Чаковнин отдавал должное и груздю, и яичнице, и пирогу, и наливке. Никита Игнатьевич ел и пил совершенно так же, как сжевал вчера два ломтя черного хлеба. Маша ни к чему не притронулась, не сводя глаз с окон.
Кончили завтракать. Она все время смотрела в окно, но напрасно: Гурлов не показывался из ворот кордегардии.
Как только кончили завтракать, Чаковнин встал и начал откланиваться. Он сказал Маше, что пойдет сейчас в гостиницу и узнает, нет ли там ее мужа. Гурлова могли выпустить раньше, и он мог ждать теперь их в гостинице.

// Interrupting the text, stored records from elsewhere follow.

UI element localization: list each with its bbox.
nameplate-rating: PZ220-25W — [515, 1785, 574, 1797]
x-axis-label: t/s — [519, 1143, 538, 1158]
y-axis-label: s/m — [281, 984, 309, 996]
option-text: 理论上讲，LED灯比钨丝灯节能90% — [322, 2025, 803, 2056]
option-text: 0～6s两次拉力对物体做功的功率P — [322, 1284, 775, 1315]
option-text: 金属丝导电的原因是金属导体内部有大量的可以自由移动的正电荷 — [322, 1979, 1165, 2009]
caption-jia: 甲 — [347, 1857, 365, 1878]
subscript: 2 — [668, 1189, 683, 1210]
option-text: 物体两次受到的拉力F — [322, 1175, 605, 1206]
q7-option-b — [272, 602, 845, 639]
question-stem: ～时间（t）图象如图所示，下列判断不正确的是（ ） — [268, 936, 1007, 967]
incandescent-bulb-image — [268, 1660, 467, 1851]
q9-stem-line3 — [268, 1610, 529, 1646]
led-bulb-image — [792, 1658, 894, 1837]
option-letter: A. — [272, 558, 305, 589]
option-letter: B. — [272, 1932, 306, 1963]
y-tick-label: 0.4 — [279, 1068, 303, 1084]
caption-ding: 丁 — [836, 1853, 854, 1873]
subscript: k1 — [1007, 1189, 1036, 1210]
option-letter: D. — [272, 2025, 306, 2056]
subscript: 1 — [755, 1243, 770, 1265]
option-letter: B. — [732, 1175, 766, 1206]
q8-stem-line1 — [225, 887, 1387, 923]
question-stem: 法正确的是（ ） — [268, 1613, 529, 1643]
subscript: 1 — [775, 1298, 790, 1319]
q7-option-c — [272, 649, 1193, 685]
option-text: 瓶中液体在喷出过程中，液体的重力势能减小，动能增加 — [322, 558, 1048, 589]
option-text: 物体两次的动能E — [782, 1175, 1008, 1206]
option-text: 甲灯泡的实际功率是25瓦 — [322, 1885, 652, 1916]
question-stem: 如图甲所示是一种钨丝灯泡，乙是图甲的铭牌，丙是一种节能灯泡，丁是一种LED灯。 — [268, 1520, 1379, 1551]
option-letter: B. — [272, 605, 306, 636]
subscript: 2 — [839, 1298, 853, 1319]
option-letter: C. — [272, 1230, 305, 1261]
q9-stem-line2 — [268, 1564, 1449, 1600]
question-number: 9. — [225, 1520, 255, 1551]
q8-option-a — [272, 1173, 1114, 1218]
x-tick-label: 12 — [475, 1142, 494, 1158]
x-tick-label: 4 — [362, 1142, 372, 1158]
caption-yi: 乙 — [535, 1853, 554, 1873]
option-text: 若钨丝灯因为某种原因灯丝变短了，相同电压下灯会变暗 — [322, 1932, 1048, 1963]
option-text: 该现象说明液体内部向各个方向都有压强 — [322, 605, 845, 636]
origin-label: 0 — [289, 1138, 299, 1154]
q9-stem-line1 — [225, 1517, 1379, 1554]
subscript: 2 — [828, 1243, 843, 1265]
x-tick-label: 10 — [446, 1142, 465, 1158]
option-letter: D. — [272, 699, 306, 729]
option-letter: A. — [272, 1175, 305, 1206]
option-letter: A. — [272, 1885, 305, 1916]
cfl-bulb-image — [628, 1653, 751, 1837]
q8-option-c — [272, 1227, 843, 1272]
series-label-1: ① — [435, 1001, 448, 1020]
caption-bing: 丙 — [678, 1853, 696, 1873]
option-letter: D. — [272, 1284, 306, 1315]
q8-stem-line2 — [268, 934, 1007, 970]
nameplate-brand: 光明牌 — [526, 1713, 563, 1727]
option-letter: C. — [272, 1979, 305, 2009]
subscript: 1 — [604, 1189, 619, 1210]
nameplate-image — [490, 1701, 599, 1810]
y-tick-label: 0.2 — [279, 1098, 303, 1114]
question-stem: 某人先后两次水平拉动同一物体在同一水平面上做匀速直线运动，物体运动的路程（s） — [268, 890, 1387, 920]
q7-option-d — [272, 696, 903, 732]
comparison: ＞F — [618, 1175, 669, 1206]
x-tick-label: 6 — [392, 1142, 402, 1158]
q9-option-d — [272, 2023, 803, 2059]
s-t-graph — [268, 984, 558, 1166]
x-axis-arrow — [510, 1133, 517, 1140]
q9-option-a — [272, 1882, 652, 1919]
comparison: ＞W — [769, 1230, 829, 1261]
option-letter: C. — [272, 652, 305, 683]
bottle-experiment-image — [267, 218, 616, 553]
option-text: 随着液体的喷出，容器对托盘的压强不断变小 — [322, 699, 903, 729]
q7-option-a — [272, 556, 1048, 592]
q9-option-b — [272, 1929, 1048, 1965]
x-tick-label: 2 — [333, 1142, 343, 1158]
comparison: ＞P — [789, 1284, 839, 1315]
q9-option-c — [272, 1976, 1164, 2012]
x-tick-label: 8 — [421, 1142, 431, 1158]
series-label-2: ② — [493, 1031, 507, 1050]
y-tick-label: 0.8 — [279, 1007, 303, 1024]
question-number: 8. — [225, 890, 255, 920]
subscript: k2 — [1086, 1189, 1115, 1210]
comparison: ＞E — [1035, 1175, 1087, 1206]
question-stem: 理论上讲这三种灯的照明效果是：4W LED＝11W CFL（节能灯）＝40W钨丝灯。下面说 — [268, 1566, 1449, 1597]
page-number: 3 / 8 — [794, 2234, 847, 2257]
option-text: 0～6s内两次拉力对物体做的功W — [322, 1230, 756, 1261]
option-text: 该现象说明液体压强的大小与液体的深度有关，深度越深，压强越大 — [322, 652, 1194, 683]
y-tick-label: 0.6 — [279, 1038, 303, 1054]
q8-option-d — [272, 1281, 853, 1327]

Маша не поверила в возможность такой комбинации, потому что, будь ее муж выпущен, он ждал бы ее тут, у ворот; но все-таки она была благодарна Александру Ильичу.
Чаковнин же направился в гостиницу не столько ради Гурлова и утешения Маши, сколько ради того, чтобы узнать, не там ли еще Дунька, опоившая его дурманом в чае и укравшая у него из сумки бумаги.
Он до сих пор чувствовал себя виноватым пред князем Михаилом Андреевичем и хотел, если не поправить, то, по крайней мере, выместить свою вину на Дуньке.
Дунька сидела в гостинице, в своем номере у окна, и жевала шепталу. Она сильно пополнела от своей праздности и вечной жвачки, которым всецело предавалась в последнее время. Дела ее с Косицким шли по-прежнему или, пожалуй, лучше прежнего, потому что тот поговаривал уже о том, что возьмет ее с собою в Петербург, куда, вероятно, выедет на днях, покончив с порученным ему делом князя Каравай-Батынского. Она не видала, как вошел в подъезд Чаковнин, и сама отворила ему дверь, когда он постучал к ней в комнату.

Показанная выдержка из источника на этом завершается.